"Misurata ist frei, die Rebellen haben gewonnen", verkündete zwar noch vor kurzem ein Sprecher der Aufständischen. Doch die Rebellen eroberten weit weniger die Stadt, als erhofft. Die Gaddafi-Truppen seien auf der Flucht, hieß es zudem. Doch auch davon kann keine Rede sein. Im Gegenteil: Einige wenige gefangengenommene Soldaten berichteten, ihnen sei der Rückzug aus Misurata befohlen worden. Mit anderen Worten: Die libyische Armee zog sich aus der umkämpften Hafenstadt zurück.
Der amtierende Vizeaußenminister Khaled Qaim erklärt, die Regierungstruppen hätten die Kampfoperationen gegen Misurata ausgesetzt, "damit die Stämme eine friedliche Lösung des Konflikts finden können". 48 Stunden sollte den Stämmen Zeit gelassen werden. Zugleich würden Einheiten der Regierungstruppen in der Stadt bleiben, hieß es. Anderen Berichten zufolge, wie RIA Novosti meldet, erhielten die Truppen den Befehl, sich aus dem seit einigen Wochen umkämpften Raum von Misurata zurückzuziehen. Am Samstag teilte Qaim mit, die Truppen könnten ihre Operationen angesichts der dauernden Bombenangriffe der Fliegerkräfte der Koalition nicht ausführen.
Einwohner der Stadt berichten allerdings laut AP von einem weiteren Beschuss und von Explosionen im Osten und im Süden der Stadt, bei denen mindestens 24 Menschen ums Leben kamen und Dutzende weitere verletzt wurden. Bereits am Samstag sollen zwei Dutzend Menschen in Misurata getötet worden sein und, so berichten Ärzte aus der 200 Kilometer südlich der Hauptstadt Tripolis gelegene drittgrößte Stadt Libyens, zudem 75 verletzt worden.
Über 3 000 Menschen warten im Hafen von Misurata auf die Möglichkeit der Flucht mit Schiffen in den östlichen Teil Libyens, wo rund um die Rebellenhochburg Bengasi das Land unter Kontrolle der Aufständischen liegt.
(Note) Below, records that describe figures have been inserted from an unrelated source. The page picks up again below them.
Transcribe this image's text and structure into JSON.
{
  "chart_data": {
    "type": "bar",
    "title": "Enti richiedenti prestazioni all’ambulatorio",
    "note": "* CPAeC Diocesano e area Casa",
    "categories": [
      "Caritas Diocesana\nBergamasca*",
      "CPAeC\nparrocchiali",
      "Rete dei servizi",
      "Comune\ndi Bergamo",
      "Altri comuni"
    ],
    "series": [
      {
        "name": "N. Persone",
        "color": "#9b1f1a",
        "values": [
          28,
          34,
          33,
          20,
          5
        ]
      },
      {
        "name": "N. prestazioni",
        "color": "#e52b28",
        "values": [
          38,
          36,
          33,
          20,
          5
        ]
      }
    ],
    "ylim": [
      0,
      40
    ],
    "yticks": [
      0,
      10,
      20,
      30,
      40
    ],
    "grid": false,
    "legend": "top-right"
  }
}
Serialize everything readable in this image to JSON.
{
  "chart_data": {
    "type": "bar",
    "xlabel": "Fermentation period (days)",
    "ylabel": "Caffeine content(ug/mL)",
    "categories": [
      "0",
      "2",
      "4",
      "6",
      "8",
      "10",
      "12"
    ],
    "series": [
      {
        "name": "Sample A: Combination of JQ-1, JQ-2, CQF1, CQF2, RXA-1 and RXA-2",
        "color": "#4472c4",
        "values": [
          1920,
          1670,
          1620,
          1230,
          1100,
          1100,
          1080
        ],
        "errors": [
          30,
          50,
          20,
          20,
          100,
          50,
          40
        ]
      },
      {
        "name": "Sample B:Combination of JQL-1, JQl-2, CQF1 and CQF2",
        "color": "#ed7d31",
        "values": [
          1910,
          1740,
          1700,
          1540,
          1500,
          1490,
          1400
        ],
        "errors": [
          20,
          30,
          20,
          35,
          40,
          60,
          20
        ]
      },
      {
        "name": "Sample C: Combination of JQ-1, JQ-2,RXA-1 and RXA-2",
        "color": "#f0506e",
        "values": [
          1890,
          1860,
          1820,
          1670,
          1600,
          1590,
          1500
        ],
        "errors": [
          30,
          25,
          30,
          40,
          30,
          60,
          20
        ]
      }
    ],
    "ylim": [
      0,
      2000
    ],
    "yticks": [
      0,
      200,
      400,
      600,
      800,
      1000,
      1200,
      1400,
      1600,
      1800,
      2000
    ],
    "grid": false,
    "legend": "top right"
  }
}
Die NATO bzw. Koalitionskräfte unter Federführung der USA, Großbritannien und Frankreich ergreifen nach wie vor Partei und beschießt seit dem 19. März in Kooperation mit den Rebellen im Osten die Truppen der libyschen Regierung. Das Kommando der Operation wurde am 31. März in vollem Umfang an die Nato übergeben.